The analysis, if you can call it that, of the Browns' schedule on the NFL's web site concludes they "can't catch a break."
Let's see. For the 13th time in 14 seasons, the Browns open the season at home. This one is against a 8-8 team that Pat Shurmur and Brad Childress ought to know better than most. Not that there's much proof of it locally, but opening at home is considered an advantage throughout the NFL for a reason that's pretty obvious. It beats the alternative.
Other than being the gift that keeps not giving -- they're 1-12 -- opening at home is still a break considering the game could be in Philadelphia where Eagles fans do a pretty good impersonation of the Visigoths and are coming off a season that left them particularly incensed.
The Browns have home games with Buffalo, Kansas City and Washington. Combined record in 2011: 18-30. Since you have to play somebody, this is the definition of the fairly evenly matched somebody you'd want to get at home.

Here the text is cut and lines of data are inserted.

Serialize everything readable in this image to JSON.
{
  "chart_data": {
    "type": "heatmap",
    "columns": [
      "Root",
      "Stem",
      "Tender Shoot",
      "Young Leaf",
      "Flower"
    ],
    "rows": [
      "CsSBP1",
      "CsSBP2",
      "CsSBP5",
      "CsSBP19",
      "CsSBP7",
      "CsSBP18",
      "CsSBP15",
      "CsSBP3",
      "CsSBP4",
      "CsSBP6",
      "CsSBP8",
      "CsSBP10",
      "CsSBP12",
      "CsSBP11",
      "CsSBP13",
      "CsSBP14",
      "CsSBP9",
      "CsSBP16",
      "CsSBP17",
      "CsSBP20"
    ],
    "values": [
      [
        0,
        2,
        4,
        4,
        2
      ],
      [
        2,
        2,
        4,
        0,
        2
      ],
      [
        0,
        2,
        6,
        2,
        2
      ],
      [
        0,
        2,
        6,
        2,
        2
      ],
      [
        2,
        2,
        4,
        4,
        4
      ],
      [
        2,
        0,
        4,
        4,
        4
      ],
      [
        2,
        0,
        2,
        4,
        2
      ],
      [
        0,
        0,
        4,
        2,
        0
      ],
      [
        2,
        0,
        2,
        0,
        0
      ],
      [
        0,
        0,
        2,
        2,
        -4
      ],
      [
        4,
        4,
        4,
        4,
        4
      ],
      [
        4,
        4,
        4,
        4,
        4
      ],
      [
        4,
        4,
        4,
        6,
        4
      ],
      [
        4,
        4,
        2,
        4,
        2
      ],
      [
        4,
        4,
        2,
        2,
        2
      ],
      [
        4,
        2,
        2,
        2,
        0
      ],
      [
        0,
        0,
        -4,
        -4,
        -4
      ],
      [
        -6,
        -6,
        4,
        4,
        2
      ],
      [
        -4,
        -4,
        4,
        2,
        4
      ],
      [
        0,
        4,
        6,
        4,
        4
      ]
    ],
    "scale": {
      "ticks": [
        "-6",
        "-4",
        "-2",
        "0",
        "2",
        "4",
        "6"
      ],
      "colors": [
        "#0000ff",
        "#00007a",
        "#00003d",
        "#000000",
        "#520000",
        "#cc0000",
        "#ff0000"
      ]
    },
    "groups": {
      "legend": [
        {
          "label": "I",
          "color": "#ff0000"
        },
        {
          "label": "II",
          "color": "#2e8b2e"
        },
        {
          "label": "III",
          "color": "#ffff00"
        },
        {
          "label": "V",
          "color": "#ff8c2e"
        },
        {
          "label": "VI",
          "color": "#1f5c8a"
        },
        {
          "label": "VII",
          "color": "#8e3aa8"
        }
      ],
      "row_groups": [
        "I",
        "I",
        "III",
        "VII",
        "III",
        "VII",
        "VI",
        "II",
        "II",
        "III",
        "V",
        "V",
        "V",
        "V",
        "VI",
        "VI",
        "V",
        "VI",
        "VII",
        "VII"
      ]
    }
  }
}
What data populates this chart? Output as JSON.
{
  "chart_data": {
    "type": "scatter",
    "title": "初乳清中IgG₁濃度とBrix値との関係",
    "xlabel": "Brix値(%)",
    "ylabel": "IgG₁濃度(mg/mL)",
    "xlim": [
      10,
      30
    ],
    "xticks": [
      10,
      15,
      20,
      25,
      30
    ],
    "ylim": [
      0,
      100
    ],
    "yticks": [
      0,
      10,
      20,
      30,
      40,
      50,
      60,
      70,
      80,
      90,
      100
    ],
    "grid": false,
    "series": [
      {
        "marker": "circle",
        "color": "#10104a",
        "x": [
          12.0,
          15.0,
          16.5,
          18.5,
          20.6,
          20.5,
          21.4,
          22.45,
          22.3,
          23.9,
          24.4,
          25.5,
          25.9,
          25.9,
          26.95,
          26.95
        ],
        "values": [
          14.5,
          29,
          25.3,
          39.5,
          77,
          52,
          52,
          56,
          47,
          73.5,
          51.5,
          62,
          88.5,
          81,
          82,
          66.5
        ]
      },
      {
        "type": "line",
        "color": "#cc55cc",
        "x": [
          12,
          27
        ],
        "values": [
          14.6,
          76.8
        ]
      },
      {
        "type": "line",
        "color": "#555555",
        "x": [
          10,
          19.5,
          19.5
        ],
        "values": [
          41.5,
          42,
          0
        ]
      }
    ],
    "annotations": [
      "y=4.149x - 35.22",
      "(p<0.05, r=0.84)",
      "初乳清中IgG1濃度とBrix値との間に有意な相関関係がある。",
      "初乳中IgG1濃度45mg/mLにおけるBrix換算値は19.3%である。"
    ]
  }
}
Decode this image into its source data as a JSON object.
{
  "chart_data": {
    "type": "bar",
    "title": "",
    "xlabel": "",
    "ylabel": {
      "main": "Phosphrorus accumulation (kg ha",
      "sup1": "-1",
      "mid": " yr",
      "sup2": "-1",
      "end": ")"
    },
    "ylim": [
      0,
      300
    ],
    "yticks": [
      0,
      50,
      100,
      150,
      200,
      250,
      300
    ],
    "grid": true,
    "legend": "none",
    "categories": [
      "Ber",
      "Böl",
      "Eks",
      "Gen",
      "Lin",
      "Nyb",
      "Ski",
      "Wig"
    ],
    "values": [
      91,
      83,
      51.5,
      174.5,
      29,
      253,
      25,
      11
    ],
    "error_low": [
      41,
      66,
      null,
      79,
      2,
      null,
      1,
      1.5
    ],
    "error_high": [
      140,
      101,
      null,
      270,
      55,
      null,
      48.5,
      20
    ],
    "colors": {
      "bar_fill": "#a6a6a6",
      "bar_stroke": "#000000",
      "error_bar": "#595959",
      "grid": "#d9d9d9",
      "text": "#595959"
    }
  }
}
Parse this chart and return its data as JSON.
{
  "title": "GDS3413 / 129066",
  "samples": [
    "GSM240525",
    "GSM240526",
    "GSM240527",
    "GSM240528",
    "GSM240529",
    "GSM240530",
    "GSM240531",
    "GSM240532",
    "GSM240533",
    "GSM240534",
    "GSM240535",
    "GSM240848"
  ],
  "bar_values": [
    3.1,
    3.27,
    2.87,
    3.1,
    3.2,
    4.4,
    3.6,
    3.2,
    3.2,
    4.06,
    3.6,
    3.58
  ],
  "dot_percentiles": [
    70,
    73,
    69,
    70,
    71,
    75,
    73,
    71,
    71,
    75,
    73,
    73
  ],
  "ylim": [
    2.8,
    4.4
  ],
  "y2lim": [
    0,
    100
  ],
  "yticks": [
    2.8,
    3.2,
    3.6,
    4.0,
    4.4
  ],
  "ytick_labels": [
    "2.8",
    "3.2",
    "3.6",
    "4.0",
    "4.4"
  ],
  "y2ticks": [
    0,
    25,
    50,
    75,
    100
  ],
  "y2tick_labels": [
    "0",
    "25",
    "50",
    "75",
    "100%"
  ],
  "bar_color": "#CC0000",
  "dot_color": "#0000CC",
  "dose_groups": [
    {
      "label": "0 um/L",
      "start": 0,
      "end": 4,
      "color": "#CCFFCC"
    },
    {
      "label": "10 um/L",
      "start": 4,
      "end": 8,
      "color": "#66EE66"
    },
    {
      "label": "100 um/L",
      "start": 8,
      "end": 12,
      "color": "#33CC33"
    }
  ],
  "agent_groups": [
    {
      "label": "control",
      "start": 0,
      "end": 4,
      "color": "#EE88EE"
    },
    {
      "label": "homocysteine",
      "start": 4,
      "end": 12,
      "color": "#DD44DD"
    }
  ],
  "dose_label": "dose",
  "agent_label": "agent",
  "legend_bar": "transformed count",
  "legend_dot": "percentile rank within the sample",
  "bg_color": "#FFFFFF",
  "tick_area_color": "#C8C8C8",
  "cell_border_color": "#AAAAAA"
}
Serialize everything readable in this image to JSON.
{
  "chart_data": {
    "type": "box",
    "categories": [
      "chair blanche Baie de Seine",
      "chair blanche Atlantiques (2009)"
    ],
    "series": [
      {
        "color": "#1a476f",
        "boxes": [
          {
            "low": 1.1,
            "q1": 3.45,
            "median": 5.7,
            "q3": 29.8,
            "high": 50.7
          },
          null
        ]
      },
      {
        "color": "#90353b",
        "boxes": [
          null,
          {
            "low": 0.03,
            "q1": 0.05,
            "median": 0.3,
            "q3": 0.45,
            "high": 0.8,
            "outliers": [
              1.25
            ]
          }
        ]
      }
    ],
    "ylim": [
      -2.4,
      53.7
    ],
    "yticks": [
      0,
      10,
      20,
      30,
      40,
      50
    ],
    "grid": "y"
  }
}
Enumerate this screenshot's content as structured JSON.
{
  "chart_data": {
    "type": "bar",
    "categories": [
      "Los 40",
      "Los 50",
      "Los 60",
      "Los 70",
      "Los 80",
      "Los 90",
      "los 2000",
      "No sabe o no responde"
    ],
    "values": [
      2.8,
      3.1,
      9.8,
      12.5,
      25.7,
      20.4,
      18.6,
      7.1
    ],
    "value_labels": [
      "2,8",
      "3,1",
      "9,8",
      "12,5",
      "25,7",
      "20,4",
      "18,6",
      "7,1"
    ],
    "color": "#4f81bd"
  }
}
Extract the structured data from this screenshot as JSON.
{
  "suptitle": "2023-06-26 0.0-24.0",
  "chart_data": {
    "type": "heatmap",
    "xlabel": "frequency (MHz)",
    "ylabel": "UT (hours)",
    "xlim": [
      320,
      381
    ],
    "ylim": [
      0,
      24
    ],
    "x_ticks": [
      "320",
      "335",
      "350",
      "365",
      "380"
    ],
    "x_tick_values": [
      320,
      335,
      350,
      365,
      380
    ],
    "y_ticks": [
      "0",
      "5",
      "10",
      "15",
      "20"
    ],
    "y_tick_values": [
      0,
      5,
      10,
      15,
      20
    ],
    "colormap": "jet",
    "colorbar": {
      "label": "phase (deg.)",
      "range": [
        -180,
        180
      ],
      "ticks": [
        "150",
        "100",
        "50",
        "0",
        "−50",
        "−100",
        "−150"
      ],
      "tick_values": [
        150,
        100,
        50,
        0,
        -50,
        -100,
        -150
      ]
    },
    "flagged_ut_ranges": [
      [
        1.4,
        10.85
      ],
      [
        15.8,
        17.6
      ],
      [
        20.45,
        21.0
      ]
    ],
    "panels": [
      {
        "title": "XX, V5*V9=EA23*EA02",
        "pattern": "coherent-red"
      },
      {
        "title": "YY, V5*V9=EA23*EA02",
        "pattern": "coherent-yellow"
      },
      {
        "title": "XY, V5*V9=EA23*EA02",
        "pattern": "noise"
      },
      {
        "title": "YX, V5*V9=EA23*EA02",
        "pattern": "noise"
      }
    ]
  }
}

They'll face two rookie quarterbacks (presumably) in Andrew Luck and Robert Griffin III. Why wouldn't a Browns' defense that held the Steelers to 27 points in two games be up to confusing rookie quarterbacks (not named Dalton)? It's no more helpful to imagine whether Peyton Manning will be his old self in late December when the Browns visit Denver than it is to imagine him in a neck brace by Halloween.
A year ago, you were looking at the schedule and figuring a game at Indy for a loss and a crack at Alex Smith and the 49ers as a possible win. The opposite happened.
The Browns play the AFC West and the NFC East this time around. Of the eight teams in those two divisions, only the Giants had a winning record in 2011 (9-7).
The Browns have proven they can turn any schedule into an unnatural disaster. Until it happens in 2012 let's agree to hold off on the doomsday scenarios.
At least until 4 p.m. Sunday, Sept 9, when we get a glimpse as to whether the NFL Mayans are on to something.